Why do tragedies happen? Is there any way to minimize them or stop them all together? How can we overcome them? Could they all be averted with free will and discernment? Why do they seem to usually injure the innocent or positively contributing people? There are so many questions that we could ask that the list would be unlimited.
I don’t know any human being who has not been impacted by some tragic event or circumstances, and yet meaningful relationships always seem to come out of them as our only way to cope, heal, or recover. It seems to remind all of us of life’s uncertainty, sacredness of human life, and the need to always pray daily for protection around anything you love or cherish.
Within my own personal experiences, I have been faced with a devastating illness to my older brother early in his adult life, the accidental passing of classmates while a cohort, a neighborhood teenage suicide, and a freak accidental killing of one of my life’s best friends at 39…..either way you never forget any of them and your level of pain is the scale of love you feel toward the injured party.
What about organizational tragedies that devastate entire teams? Can they recover, forgive themselves, and stay together, maybe even becoming stronger because of it?
Despite all of the amazing miracles, diligent work of teammates, great outcomes for thousands of customers that define what we perceive as success, I still have witnessed three tragic events as part of the current organizational team. Each one bringing all of us to our knees so that I will never forget the moment we realized what had happened, a loss on our watch, that never really goes away….
One was over ten years ago where a tragic fire, started by a resident visitor, that took a life during our bus trip across the country. That event unified much of our team, changed relationships forever, made our center a close knit family. After reviews by many independent outsiders, there was nothing we could have done, but the guilt and depression hit every teammate. Because of that event, many of the orginal on-site leaders are still together, as prayer partners and friends, adding many additional safety measures beyond any policy, just always keeping their eyes open.
Almost seven years ago, we lost a resident in a wheelchair fall down a stairwell that pained every team member, but boy did we all become close, grievingtogether, and realizing that even if you follow every healthcare policy for resident safety, something disastrous can still happen the second you turn the other way. Years later, the core team became one of our best, still together, serving hundreds and hundreds of people and impacting their communities like the Mission and vision said it would.
Several weeks ago, me and my team were hit again. A great customer that the entire team loved passed away in a terrible fall that we may never know all that happened. So many questions. Everyone in tears, dealing with hurt in different ways, memorial services planned, grief counseling for all, much of the team in group prayer, other centers chipping in, and investigations from every angle to make sure we did everything right, but in the end, it still is a crushing below either way because you always feel you own it or could have done something different and the looming disaster could have passed over you……..

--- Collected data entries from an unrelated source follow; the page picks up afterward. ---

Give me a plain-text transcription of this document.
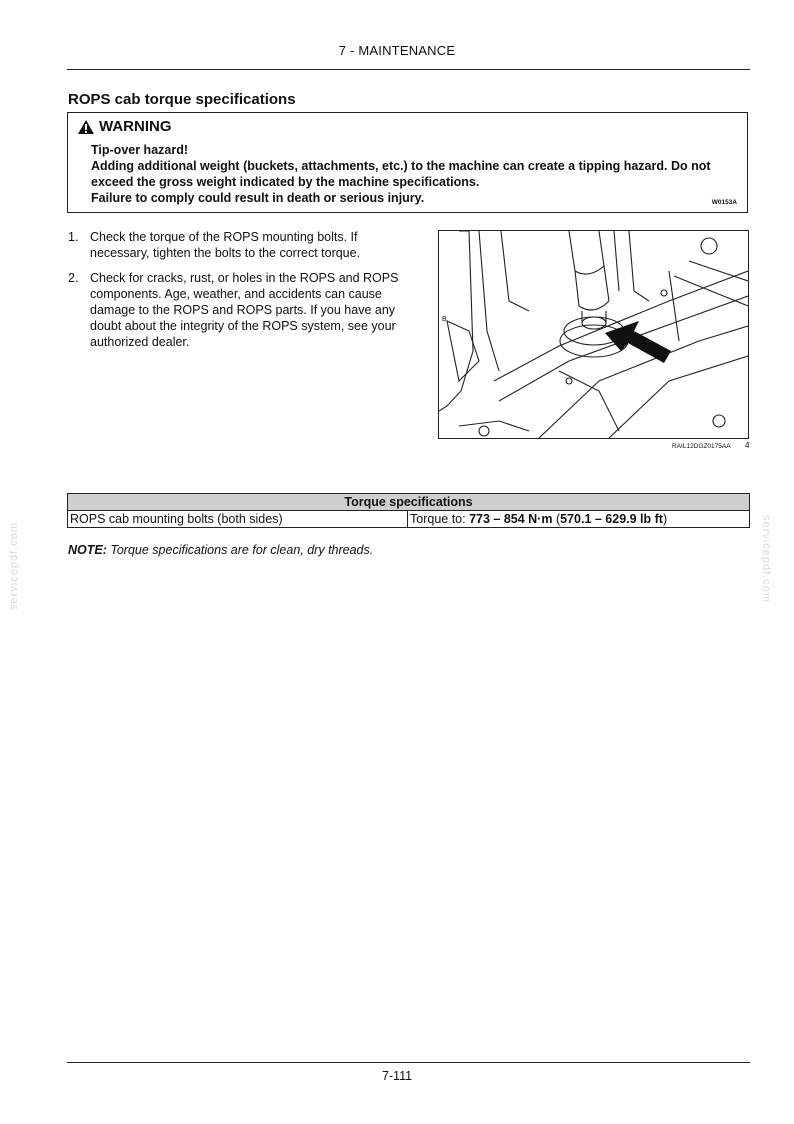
7 - MAINTENANCE
ROPS cab torque specifications
WARNING
Tip-over hazard!
Adding additional weight (buckets, attachments, etc.) to the machine can create a tipping hazard. Do not exceed the gross weight indicated by the machine specifications.
Failure to comply could result in death or serious injury.	W0153A
1. Check the torque of the ROPS mounting bolts. If necessary, tighten the bolts to the correct torque.
2. Check for cracks, rust, or holes in the ROPS and ROPS components. Age, weather, and accidents can cause damage to the ROPS and ROPS parts. If you have any doubt about the integrity of the ROPS system, see your authorized dealer.
B
RAIL12DGZ0175AA 4
Torque specifications
ROPS cab mounting bolts (both sides)	Torque to: 773 – 854 N·m (570.1 – 629.9 lb ft)
NOTE: Torque specifications are for clean, dry threads.
servicepdf.com	servicepdf.com
7-111
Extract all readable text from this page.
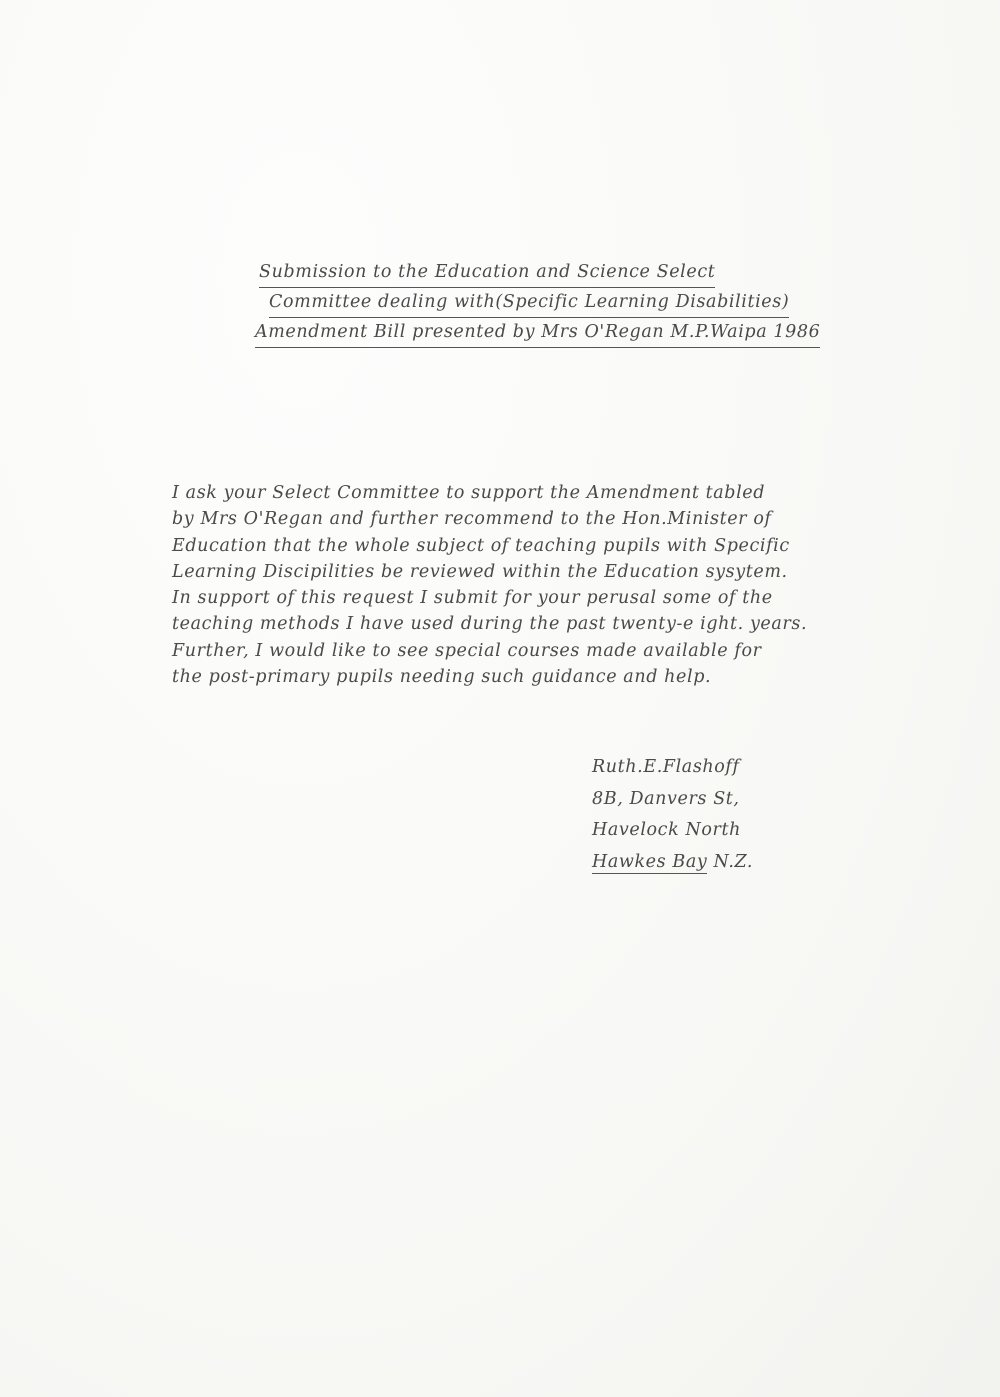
Submission to the Education and Science Select

Committee dealing with(Specific Learning Disabilities)

Amendment Bill presented by Mrs O'Regan M.P.Waipa 1986

I ask your Select Committee to support the Amendment tabled

by Mrs O'Regan and further recommend to the Hon.Minister of

Education that the whole subject of teaching pupils with Specific

Learning Discipilities be reviewed within the Education sysytem.

In support of this request I submit for your perusal some of the

teaching methods I have used during the past twenty-e ight. years.

Further, I would like to see special courses made available for

the post-primary pupils needing such guidance and help.

Ruth.E.Flashoff

8B, Danvers St,

Havelock North

Hawkes Bay N.Z.
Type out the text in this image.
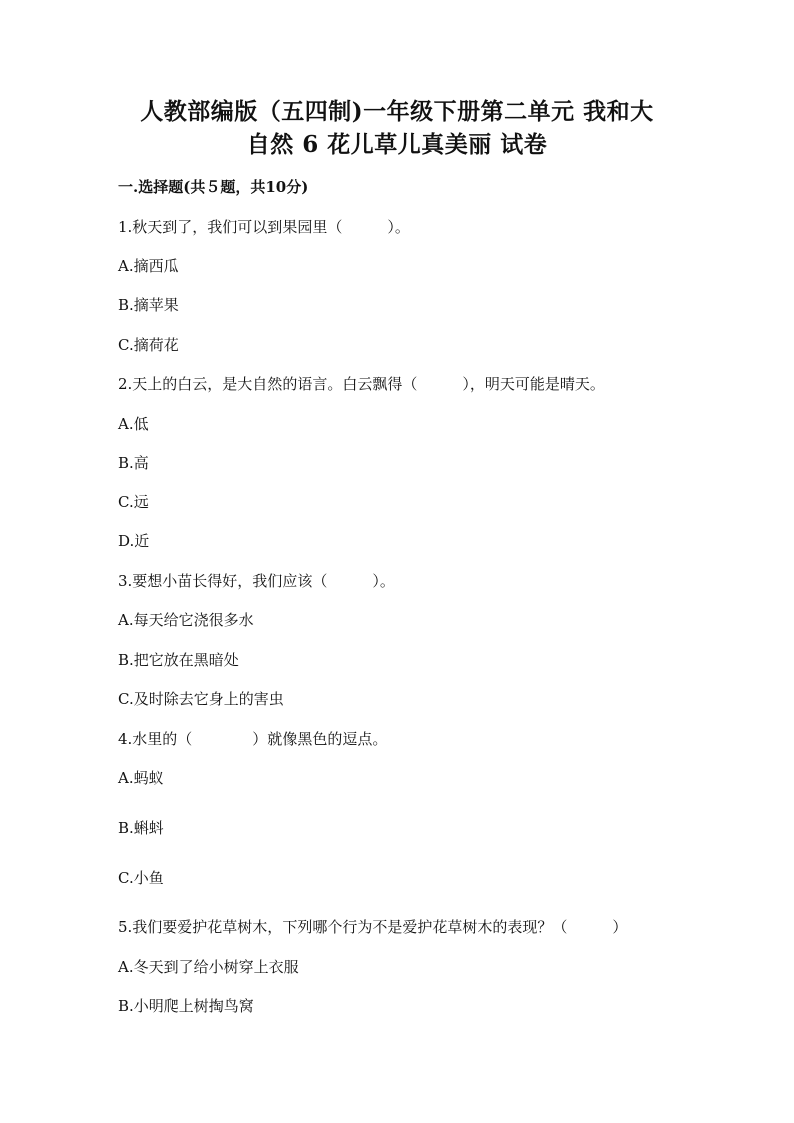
人教部编版（五四制)一年级下册第二单元 我和大
自然 6 花儿草儿真美丽 试卷
一.选择题(共５题，共10分)
1.秋天到了，我们可以到果园里（　　　）。
A.摘西瓜
B.摘苹果
C.摘荷花
2.天上的白云，是大自然的语言。白云飘得（　　　），明天可能是晴天。
A.低
B.高
C.远
D.近
3.要想小苗长得好，我们应该（　　　）。
A.每天给它浇很多水
B.把它放在黑暗处
C.及时除去它身上的害虫
4.水里的（　　　　）就像黑色的逗点。
A.蚂蚁
B.蝌蚪
C.小鱼
5.我们要爱护花草树木，下列哪个行为不是爱护花草树木的表现？（　　　）
A.冬天到了给小树穿上衣服
B.小明爬上树掏鸟窝
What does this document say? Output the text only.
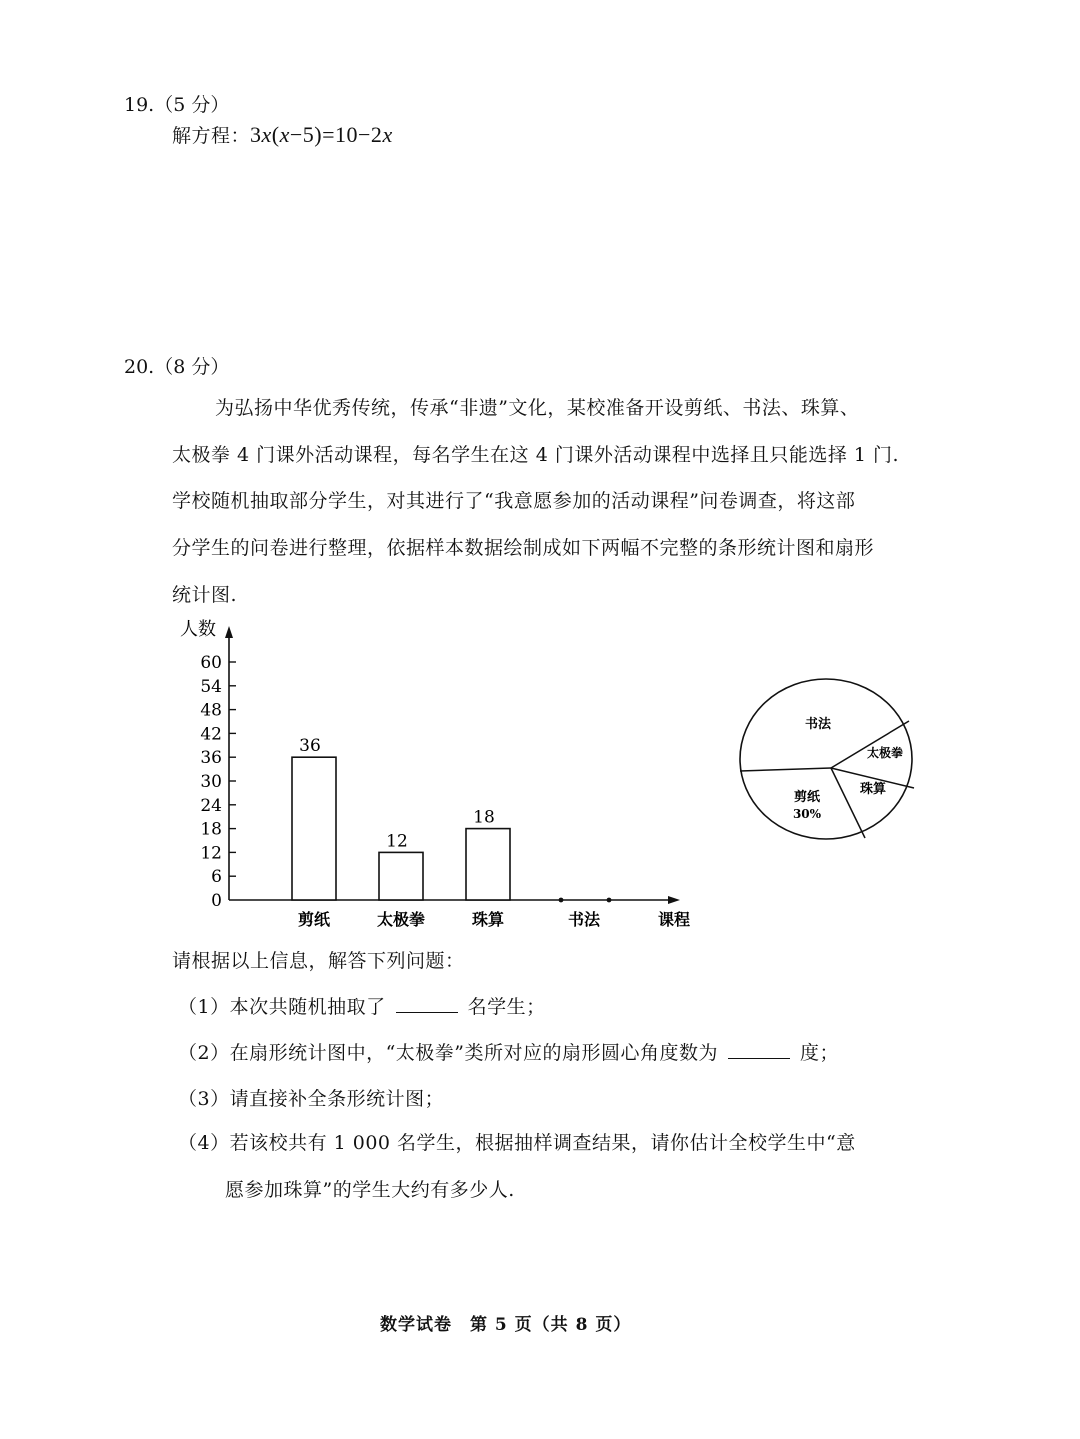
19.（5 分）
解方程：3x(x−5)=10−2x
20.（8 分）
为弘扬中华优秀传统，传承“非遗”文化，某校准备开设剪纸、书法、珠算、
太极拳 4 门课外活动课程，每名学生在这 4 门课外活动课程中选择且只能选择 1 门.
学校随机抽取部分学生，对其进行了“我意愿参加的活动课程”问卷调查，将这部
分学生的问卷进行整理，依据样本数据绘制成如下两幅不完整的条形统计图和扇形
统计图.
人数
0
6
12
18
24
30
36
42
48
54
60
36
剪纸
12
太极拳
18
珠算	书法	课程
书法
太极拳
珠算
剪纸
30%
请根据以上信息，解答下列问题：
（1）本次共随机抽取了	名学生；
（2）在扇形统计图中，“太极拳”类所对应的扇形圆心角度数为	度；
（3）请直接补全条形统计图；
（4）若该校共有 1 000 名学生，根据抽样调查结果，请你估计全校学生中“意
愿参加珠算”的学生大约有多少人.
数学试卷　第 5 页（共 8 页）
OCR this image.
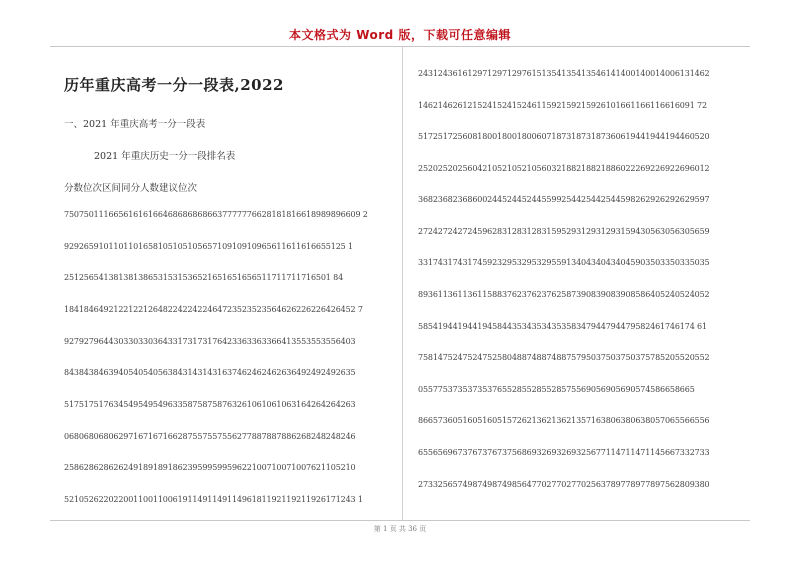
本文格式为 Word 版，下载可任意编辑
历年重庆高考一分一段表,2022
一、2021 年重庆高考一分一段表
2021 年重庆历史一分一段排名表
分数位次区间同分人数建议位次
750750111665616161664686868686637777776628181816618989896609 2
929265910110110165810510510565710910910965611611616655125 1
251256541381381386531531536521651651656511711711716501 84
18418464921221221264822422422464723523523564626226226426452 7
92792796443033033036433173173176423363363366413553553556403
84384384639405405405638431431431637462462462636492492492635
51751751763454954954963358758758763261061061063164264264263
06806806806297167167166287557557556277887887886268248248246
25862862862624918918918623959959959622100710071007621105210
52105262202200110011006191149114911496181192119211926171243 1
24312436161297129712976151354135413546141400140014006131462
14621462612152415241524611592159215926101661166116616091 72
51725172560818001800180060718731873187360619441944194460520
25202520256042105210521056032188218821886022269226922696012
36823682368600244524452445599254425442544598262926292629597
27242724272459628312831283159529312931293159430563056305659
33174317431745923295329532955913404340434045903503350335035
89361136113611588376237623762587390839083908586405240524052
58541944194419458443534353435358347944794479582461746174 61
75814752475247525804887488748875795037503750375785205520552
05577537353735376552855285528575569056905690574586658665
86657360516051605157262136213621357163806380638057065566556
65565696737673767375686932693269325677114711471145667332733
27332565749874987498564770277027702563789778977897562809380
第 1 页 共 36 页
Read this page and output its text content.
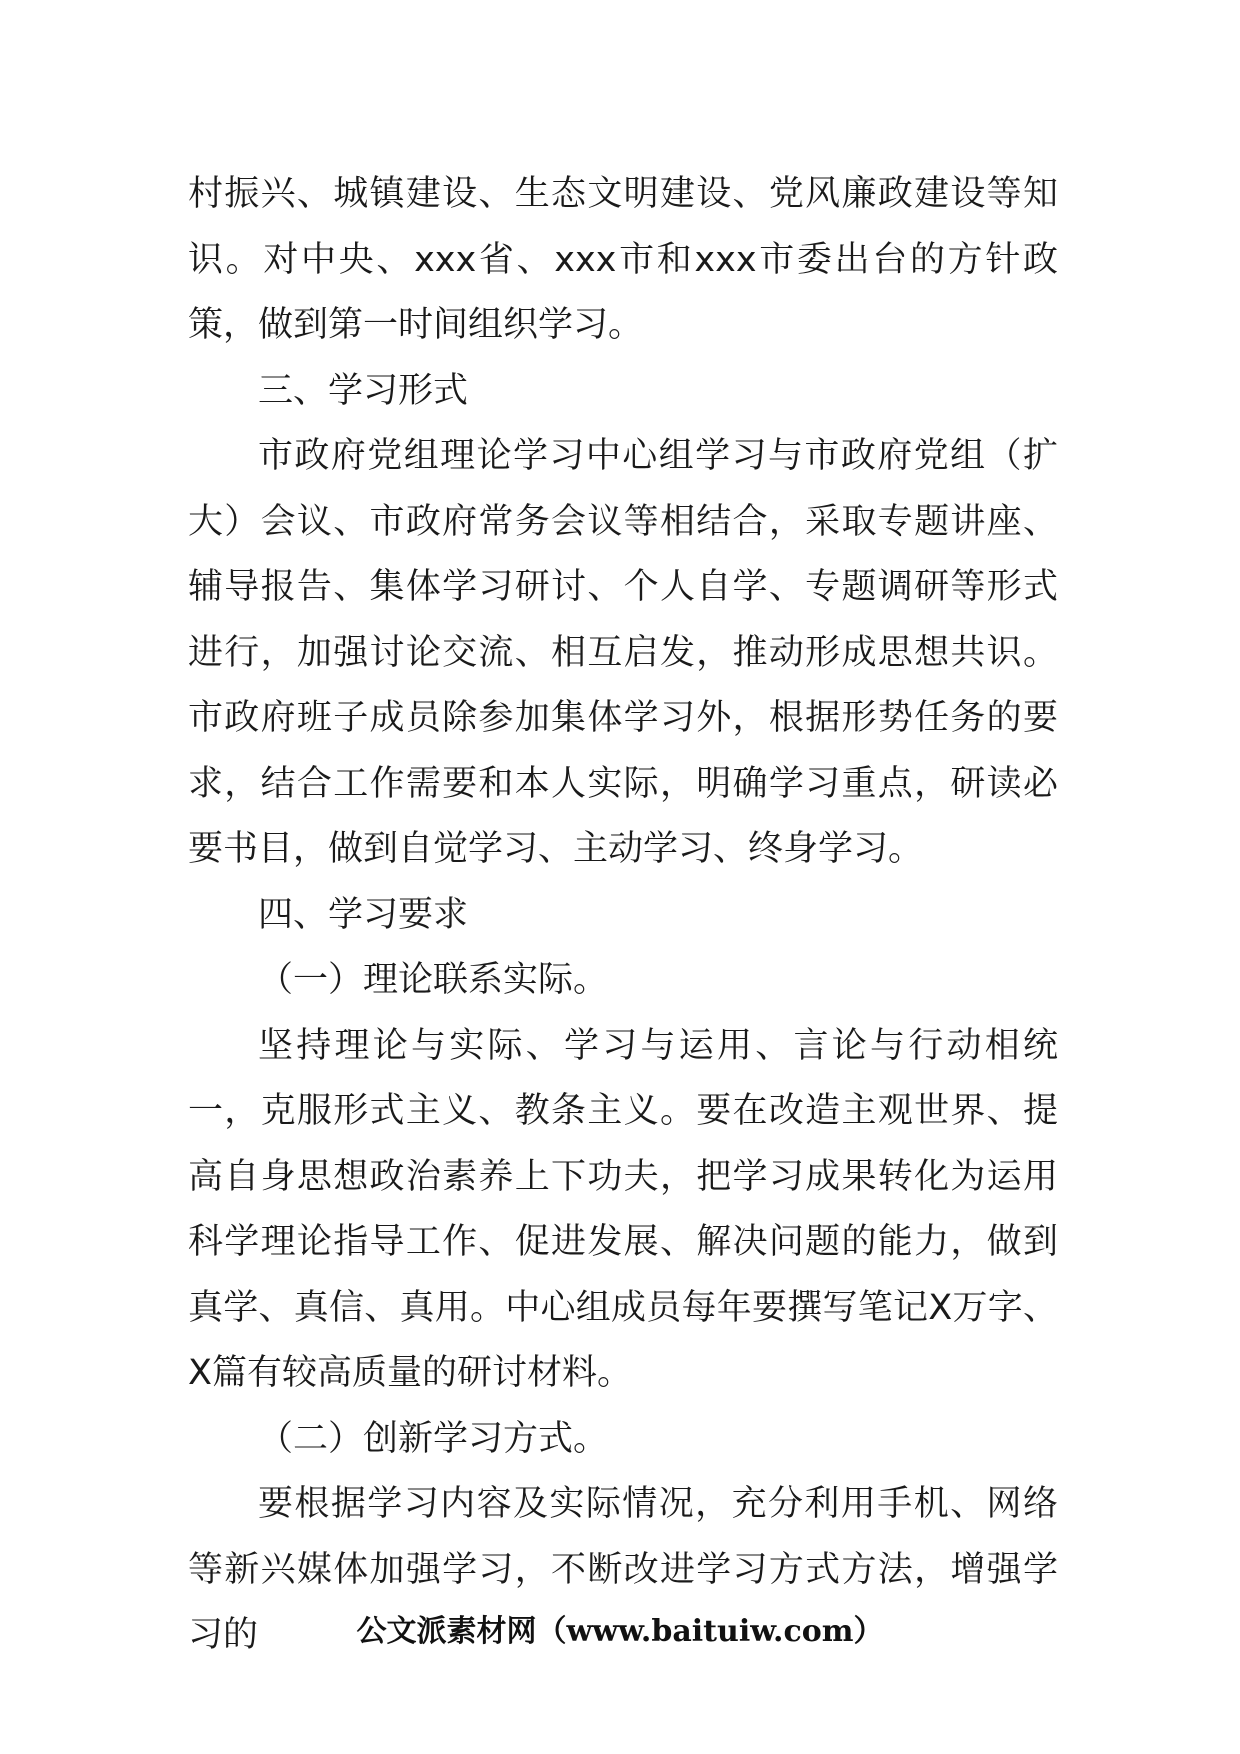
村振兴、城镇建设、生态文明建设、党风廉政建设等知识。对中央、xxx省、xxx市和xxx市委出台的方针政策，做到第一时间组织学习。

三、学习形式

市政府党组理论学习中心组学习与市政府党组（扩大）会议、市政府常务会议等相结合，采取专题讲座、辅导报告、集体学习研讨、个人自学、专题调研等形式进行，加强讨论交流、相互启发，推动形成思想共识。市政府班子成员除参加集体学习外，根据形势任务的要求，结合工作需要和本人实际，明确学习重点，研读必要书目，做到自觉学习、主动学习、终身学习。

四、学习要求

（一）理论联系实际。

坚持理论与实际、学习与运用、言论与行动相统一，克服形式主义、教条主义。要在改造主观世界、提高自身思想政治素养上下功夫，把学习成果转化为运用科学理论指导工作、促进发展、解决问题的能力，做到真学、真信、真用。中心组成员每年要撰写笔记X万字、X篇有较高质量的研讨材料。

（二）创新学习方式。

要根据学习内容及实际情况，充分利用手机、网络等新兴媒体加强学习，不断改进学习方式方法，增强学习的	公文派素材网（www.baituiw.com）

My only solace in quiet reflection is to love everyone you can, watch for any signs of danger, keep your eyes open at all times, pray for protection around you and your team daily, and know that the deeper you grieve and embrace the personal hurt, the more you feel a part of it. We can at least start the healing process knowing we are never the same.
Tragedy can strike any person at any time, the young and the old, the poor and the rich, the saint and the sinner. It is how we recover from these tragedies that show what we are made of as an individual. I love how you show that through lifes difficult moments we can perservere with love and compassion. Great post Joe.
So true!
It is very hard to deal with trgedy. I lost my son 6 years ago, he was 18. He work here at SHC of Erin. The residents had a hard time. But they also helped me heal so much through their love and compassion. I know your heart Joe, and I know how you hurt fior others. Thank you for your compassion.
Thank you, Joe, for your heart of compassion and love. So many teams cannot stay together through tragedy. When teams blame one another the heart-felt divisions destroy the unity they once had. When teams can love and forgive themselves and one another, they can press through the tragedy together. Love and commitment to one another builds unity. Blame and suspicion will destroy even the best teams. Thank you, Joe, for your commitment to unconditional love, learning from mistakes, and unifying the team by building confidence and hope for the future.
Thank you Joe for sharing those stories and principles. It is called the “fellowship of His sufferings” in Philippines 3:10. It is amazing the strong fellowship and closeness we feel with others and with Christ when we get pushed together by tragedy and suffering.